Como não sabemos até onde pode ir o efeito da razia nos coelhos, devemos acautelar a possibilidade de tudo correr mal e a população de linces deixar de ser viável na natureza, sendo necessário recuperá-la a partir de animais em cativeiro.

A função da cria em cativeiro é a de um seguro de vida para as populações de lince. Esta função não necessita de grandes centros especificamente destinados a produzir linces de aviário para reforçar populações naturais; precisa apenas de um programa bem gerido de manutenção de um número relevante de linces que garanta a diversidade genética desta população em cativeiro, para o caso de um desastre nos obrigar, aí sim, a produzir linces de aviário para relançar as populações selvagens.

Provavelmente, a forma mais eficiente de garantir esta função até é através de parcerias bem definidas, como a enorme rede de jardins zoológicos do mundo, que têm vindo a ser cada vez mais instrumentos de conservação ex situ e cada vez menos meras colecções de animais expostos para gáudio dos visitantes.

Vale a pena olhar para os números dos censos da população de lince de 2013 para perceber melhor o que está em causa.

Estes censos permitem verificar que, quando se declarou esta estirpe de vírus que está a dizimar o coelho, os resultados foram:

1.º) O primeiro sinal foi uma queda brusca e profunda do número de crias, ilustrando a relação entre abundância de alimento e produtividade das fêmeas;

2.º) Uma queda, mais suave, e posterior, dos números totais de linces (evidentemente por menor disponibilidade alimentar e por diminuição da reposição geracional);

3.º) Um aumento da área de ocorrência de lince (a escassez alimentar faz diminuir a densidade e obriga à dispersão -  por isso os avistamentos em locais estranhos, quer por volta dos anos 80, quando foi morto um lince na serra de Aire e existem notícias de linces nas dunas de Mira, quer agora no Sudoeste alentejano);

4.º) Na sequência, aumento de mortalidade nas estradas, em consequência do alargamento da área de ocorrência e do maior esforço necessário para alimentação.

Dizer que o problema principal é um efeito de quarta ordem numa série de efeitos em cascata é simplesmente absurdo e os sinais de trânsito não passam de propaganda, isto é, uma espécie de cartazes espalhados pelas estradas a lembrar-nos os artistas convidados para actuar na festa, distraindo-nos do custo brutal deste programa e da sua quase irrelevância para a conservação da espécie, cuja população aumentará ou diminuirá em função das flutuações da população de coelho.

Todo o resto do sector da conservação entretanto agoniza, quer por falta de recursos, quer por falta de juízo.

Nota: Temporariamente, sou presidente de uma associação de conservação da natureza, a Montis.
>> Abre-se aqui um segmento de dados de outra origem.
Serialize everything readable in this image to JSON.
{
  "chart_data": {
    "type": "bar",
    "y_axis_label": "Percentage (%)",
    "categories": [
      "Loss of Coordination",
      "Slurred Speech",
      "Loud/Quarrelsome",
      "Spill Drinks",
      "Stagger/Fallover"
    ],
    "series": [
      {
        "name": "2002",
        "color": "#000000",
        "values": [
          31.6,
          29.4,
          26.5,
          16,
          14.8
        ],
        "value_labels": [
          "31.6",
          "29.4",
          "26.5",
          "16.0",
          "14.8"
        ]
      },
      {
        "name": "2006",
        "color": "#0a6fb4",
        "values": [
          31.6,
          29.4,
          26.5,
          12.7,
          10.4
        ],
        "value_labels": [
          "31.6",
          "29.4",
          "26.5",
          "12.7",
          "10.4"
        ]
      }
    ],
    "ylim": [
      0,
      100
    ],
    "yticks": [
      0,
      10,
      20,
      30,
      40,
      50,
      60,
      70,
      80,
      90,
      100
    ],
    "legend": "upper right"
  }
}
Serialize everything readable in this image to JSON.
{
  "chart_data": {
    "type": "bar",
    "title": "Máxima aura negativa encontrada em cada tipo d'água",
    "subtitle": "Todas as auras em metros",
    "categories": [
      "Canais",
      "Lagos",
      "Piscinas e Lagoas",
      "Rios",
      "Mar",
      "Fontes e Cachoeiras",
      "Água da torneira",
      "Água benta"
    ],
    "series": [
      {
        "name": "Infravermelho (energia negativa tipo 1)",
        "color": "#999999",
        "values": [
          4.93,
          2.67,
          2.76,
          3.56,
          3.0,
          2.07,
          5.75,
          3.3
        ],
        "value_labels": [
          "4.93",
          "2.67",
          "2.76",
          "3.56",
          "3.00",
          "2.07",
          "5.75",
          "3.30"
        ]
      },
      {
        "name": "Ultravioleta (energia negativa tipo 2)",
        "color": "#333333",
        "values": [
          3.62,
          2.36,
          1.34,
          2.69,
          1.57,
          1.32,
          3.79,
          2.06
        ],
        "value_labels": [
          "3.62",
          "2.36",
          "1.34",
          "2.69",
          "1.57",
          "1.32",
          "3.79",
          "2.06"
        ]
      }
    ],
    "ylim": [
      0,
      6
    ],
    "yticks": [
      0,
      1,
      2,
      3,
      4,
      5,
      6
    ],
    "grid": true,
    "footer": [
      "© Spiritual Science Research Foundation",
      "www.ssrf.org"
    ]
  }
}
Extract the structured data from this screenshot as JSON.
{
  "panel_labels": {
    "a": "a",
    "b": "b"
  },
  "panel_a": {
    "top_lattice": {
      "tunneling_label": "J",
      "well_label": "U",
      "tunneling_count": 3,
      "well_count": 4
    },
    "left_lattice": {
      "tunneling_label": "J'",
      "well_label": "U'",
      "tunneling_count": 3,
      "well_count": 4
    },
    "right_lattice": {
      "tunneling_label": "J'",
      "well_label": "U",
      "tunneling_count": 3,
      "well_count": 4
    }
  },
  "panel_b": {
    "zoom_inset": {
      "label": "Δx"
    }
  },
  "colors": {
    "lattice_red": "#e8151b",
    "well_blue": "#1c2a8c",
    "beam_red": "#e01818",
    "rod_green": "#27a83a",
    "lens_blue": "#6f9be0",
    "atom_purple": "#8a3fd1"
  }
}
Nunca usei este espaço para falar da campanha que crowdfunding que fizemos recentemente (acabou no dia 15 de Dezembro), por entender que este espaço recolhe as minhas opiniões, mas não serve para desenvolver as minhas agendas pessoais. Gostaria, por isso, de deixar muito claro que as minhas opiniões neste artigo apenas me vinculam a mim e não a associação de que faço parte e na qual está muita gente que seguramente não subscreve este artigo.